In his Ministerial Statement speech in Parliament on April 1, the Home Affairs minister called for the government to view hate speech as unacceptable and to be prohibited, a matter that must be dealt with firmly.
“When you are clear, have firm laws prohibiting hate speech, deal fairly with all communities, then you can start building a multi-racial, multi-religious harmonious society,” he said.
According to the minister, the Singapore Government has always been stanchly dedicated in pursuing multi-racial policies, and has been unyielding in its action towards extremist dissenters.
He used as examples the Maria Hertogh riots in 1950, as well as the impact of Malaysian race riots in 1969 on Singapore. The country needs to continue that resolute standpoint, the minister underscored.
He further stressed how Singapore’s past efforts will come to waste if the government becomes lenient and sloppy in dealing with people who ferment racial and religious discord and destabilise society. “In race we come up against deep, atavistic human instincts which will take generations to overcome,” he said, referring to the speech.
“They can be whipped up, and once blood has been shed, the years of nation building we have done will come to naught.”
He likewise emphasized why it was necessary to restrict offensive speech even when it is not strictly hate speech. “If people feel their race or religion is under attack, the potential for violence increases,” he said.
Singapore’s own brand of “secularity”
“This secular Government is completely neutral, does not privilege any religious group, nor does it allow any religious group to be insulted and attacked,” he said.
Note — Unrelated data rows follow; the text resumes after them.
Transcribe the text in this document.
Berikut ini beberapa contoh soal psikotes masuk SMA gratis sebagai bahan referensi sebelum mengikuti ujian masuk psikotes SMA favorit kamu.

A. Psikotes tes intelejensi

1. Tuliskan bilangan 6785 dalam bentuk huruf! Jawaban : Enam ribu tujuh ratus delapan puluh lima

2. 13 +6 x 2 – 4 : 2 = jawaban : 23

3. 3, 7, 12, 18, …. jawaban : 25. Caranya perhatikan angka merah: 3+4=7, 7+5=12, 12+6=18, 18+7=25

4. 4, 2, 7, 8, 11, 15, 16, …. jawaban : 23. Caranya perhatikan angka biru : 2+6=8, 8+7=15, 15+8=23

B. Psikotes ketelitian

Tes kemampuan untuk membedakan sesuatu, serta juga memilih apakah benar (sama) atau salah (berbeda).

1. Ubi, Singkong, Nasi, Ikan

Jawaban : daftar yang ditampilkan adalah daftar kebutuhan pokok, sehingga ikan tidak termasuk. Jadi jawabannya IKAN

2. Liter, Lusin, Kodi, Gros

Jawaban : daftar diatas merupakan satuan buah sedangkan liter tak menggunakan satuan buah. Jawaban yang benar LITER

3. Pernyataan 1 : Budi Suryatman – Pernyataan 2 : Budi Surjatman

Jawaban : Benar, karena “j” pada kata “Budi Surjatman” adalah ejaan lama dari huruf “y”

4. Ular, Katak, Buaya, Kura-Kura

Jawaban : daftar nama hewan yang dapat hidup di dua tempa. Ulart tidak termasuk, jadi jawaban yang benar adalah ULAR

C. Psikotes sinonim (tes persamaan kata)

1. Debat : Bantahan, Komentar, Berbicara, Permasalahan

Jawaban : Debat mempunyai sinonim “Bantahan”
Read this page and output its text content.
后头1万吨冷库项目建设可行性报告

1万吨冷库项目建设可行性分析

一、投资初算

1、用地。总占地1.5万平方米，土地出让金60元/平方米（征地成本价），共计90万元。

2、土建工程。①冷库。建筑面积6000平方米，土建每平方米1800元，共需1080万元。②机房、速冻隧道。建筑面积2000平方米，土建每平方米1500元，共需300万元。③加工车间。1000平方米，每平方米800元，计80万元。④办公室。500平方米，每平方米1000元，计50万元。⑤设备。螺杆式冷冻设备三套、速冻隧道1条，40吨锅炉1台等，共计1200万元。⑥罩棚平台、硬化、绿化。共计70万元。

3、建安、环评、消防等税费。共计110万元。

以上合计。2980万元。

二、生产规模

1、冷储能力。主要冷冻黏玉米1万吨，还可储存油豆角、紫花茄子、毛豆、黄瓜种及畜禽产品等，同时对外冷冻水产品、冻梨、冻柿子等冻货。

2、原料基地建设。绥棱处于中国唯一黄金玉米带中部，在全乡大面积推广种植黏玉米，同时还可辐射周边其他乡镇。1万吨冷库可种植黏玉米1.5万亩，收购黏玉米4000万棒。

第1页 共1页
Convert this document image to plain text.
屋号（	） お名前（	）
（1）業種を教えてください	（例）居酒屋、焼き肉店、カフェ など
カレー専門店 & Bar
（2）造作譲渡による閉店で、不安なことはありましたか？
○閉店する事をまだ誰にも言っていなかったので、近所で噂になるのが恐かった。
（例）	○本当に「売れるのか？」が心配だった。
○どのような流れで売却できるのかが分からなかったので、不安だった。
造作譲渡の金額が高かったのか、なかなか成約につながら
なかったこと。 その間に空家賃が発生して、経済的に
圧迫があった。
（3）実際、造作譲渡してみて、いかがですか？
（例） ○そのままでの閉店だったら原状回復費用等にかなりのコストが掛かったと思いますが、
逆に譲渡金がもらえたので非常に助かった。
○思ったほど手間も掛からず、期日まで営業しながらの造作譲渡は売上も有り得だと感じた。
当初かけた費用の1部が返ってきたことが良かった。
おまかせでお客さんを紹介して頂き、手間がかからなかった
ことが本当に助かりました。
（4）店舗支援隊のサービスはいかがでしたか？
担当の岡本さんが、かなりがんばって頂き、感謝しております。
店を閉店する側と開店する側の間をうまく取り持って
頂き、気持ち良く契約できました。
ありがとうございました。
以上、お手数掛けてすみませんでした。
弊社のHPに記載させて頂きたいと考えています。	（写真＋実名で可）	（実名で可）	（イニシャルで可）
He is emphatic on how the government guarantees freedom of religion, protects all, including minorities, from threats and violence, pointing out that the government also collaborates with Inter-Religious Organisations, Inter-Racial and Religious Confidence Circles and religious leaders, to make sure that a “common understanding” of what binds Singaporeans together is clear and well-preserved.
“That is the fundamental assurance one gets in Singapore…Doesn’t matter who you are, what religion you believe in, you are free to believe in any religion, including not to believe,” he added. This is the secularity Singapore should adopt, which is different from saying that the Government should take a hands-off approach in the name of secularity.
“What we have in Singapore is precious, hard-fought,” he said, therefore it needs to be sustained and protected at all cost.